BMW claims a 0-100km/h time of only 5.8 sec and a fuel economy on the combined cycle of 6 liter/100km, which is quite impressive for an SUV of this size.
While the X3 M40i was setup for some spirited driving around the beautiful Sintra, Portugal, the xDrive30d was scheduled for some time through the rocky trails in the region. The idea was to test the new X3 in a less common environment, some sort of a mild offroad track that could highlight some of the unknown qualities of the new SUV.
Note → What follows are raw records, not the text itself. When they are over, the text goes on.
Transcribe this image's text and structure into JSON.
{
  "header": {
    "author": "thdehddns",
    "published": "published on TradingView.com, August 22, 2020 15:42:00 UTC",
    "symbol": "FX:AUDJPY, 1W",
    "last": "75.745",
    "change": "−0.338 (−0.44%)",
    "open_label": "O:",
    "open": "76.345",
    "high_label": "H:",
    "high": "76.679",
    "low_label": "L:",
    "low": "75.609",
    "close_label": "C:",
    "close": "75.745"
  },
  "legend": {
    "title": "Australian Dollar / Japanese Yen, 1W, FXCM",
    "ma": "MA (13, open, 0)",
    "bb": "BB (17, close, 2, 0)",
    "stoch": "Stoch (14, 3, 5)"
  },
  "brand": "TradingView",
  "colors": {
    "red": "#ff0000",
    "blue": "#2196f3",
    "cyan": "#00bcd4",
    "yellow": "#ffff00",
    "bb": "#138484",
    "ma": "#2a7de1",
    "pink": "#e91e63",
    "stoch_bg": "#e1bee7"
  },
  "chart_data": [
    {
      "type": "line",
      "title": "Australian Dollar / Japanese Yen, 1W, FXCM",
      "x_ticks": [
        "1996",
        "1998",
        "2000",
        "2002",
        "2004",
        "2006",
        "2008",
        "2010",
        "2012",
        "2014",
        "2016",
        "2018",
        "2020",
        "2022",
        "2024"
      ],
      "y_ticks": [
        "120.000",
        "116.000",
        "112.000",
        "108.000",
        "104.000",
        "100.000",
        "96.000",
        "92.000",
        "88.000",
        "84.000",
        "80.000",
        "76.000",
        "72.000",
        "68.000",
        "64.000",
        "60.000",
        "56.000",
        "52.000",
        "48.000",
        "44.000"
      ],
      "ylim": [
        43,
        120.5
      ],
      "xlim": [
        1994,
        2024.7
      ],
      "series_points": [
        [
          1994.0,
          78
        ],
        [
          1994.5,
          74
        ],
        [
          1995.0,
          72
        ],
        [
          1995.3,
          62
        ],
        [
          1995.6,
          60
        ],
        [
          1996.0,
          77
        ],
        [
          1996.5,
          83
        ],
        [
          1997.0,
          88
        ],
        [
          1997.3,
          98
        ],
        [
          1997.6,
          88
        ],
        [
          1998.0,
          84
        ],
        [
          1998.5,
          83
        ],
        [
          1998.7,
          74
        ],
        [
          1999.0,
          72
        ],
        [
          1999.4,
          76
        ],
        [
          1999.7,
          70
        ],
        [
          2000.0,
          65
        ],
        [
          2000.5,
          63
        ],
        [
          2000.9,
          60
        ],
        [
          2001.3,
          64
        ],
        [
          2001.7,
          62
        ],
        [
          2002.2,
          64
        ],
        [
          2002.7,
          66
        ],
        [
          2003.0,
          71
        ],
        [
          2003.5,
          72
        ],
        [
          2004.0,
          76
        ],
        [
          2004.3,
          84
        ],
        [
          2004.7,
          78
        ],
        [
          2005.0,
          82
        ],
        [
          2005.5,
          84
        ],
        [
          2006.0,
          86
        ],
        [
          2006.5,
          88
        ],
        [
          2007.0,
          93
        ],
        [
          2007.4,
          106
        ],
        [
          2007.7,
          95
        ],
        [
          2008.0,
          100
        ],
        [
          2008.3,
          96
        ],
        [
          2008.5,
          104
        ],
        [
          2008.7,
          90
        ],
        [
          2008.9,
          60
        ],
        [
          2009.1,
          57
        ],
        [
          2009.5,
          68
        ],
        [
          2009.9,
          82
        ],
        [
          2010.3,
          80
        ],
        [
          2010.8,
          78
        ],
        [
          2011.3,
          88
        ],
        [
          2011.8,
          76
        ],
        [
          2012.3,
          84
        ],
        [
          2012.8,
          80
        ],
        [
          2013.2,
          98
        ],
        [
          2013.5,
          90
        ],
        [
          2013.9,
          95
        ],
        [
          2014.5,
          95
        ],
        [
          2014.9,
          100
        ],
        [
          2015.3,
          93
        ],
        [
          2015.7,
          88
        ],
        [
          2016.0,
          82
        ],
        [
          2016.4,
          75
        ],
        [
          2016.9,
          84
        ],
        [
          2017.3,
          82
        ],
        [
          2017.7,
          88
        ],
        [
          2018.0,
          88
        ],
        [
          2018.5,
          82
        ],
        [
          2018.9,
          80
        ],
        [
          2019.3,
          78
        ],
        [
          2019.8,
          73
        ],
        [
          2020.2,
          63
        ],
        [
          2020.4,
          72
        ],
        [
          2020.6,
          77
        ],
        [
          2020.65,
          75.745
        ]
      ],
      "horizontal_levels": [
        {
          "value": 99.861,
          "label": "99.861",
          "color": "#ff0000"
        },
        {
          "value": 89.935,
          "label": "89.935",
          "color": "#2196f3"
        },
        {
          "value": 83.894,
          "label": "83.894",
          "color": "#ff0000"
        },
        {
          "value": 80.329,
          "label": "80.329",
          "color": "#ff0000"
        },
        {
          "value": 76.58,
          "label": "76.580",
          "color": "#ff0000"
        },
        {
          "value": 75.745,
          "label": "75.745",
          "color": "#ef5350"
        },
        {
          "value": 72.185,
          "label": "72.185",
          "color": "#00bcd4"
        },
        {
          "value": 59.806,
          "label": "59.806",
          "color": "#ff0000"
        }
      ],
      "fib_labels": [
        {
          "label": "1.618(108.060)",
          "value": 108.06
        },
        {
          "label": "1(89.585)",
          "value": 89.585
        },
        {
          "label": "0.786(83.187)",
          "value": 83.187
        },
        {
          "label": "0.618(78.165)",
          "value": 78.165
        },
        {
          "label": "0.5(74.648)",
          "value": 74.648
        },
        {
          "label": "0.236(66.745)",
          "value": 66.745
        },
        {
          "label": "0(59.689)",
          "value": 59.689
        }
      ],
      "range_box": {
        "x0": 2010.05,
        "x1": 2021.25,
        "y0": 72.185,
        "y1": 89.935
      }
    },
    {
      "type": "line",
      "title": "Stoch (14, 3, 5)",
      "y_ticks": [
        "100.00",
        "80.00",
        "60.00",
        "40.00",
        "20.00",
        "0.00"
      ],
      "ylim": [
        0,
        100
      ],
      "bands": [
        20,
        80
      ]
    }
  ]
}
Most of the “offroad” exercises were focused around the controlled ride downhill which is achieved by using BMW’s hill-descent control system where you adjust the car’s speed via the cruise control and keep your feet off the brake and throttle pedals. Scary at first, especially at steep angles, but comforting and refreshing after it gains your trust. The HDC system completed the tasks without a sweat
The X3 xDrive30d was riding on 20 inch wheels wrapped around 245/45 front and 275/40 rear tires with standard street pressure , so the ride clearance was ample, even when approaching the obstacles in front of you at 25 degrees angles. Most of the exercises were performed in a safe environment, one that’s expected from a driver who attempts to take some rocky backroads, so the speed limits were fixed, variably, between 5 and 8 mph.
Through some of the sandy sections of the course, we noticed some momentarily spin wheel before the xDrive system kicks in to distribute the torque power to the proper axle in order for the car to seemingly move forward.
At the end of the hour-long exercise, we concluded, along with our driving partner – a funny, British lad – that some Europeans might set across some of those rocky roads, but almost no American will ever attempt to “offroad” the X3. “You chaps have plenty of real, serious, manly trucks on your side of the pond”, concluded the fellow British journalist.
On the short drive back to camp, we had the brief chance to test the 3.0 liter diesel on “regular” roads as well, and the driving experience is not a far departure from the M40i’s. The chassis is still composed, stiff and dynamic, but with the less powerful engine, you lose some of the snaps exposed by the M Performance Automobile model.
The BMW’s 3.0 liter diesel six-cylinder is a beauty and makes us sad that it won’t likely arrive in the US. It exerts the typical torque ranges of a powerful diesel, so even at low RPM, you won’t ever feel in need for more power. The eight-speed transmission is even a better match for this xDrive30d, with smooth shifts and aiding with fuel economy.
Available for market launch in November in Europe, the BMW X3 xDrive30d, which will always carry the Advantage equipment package, costs at least 55,700 euros. The predecessor was barely cheaper with a basic price of 55,500 euros.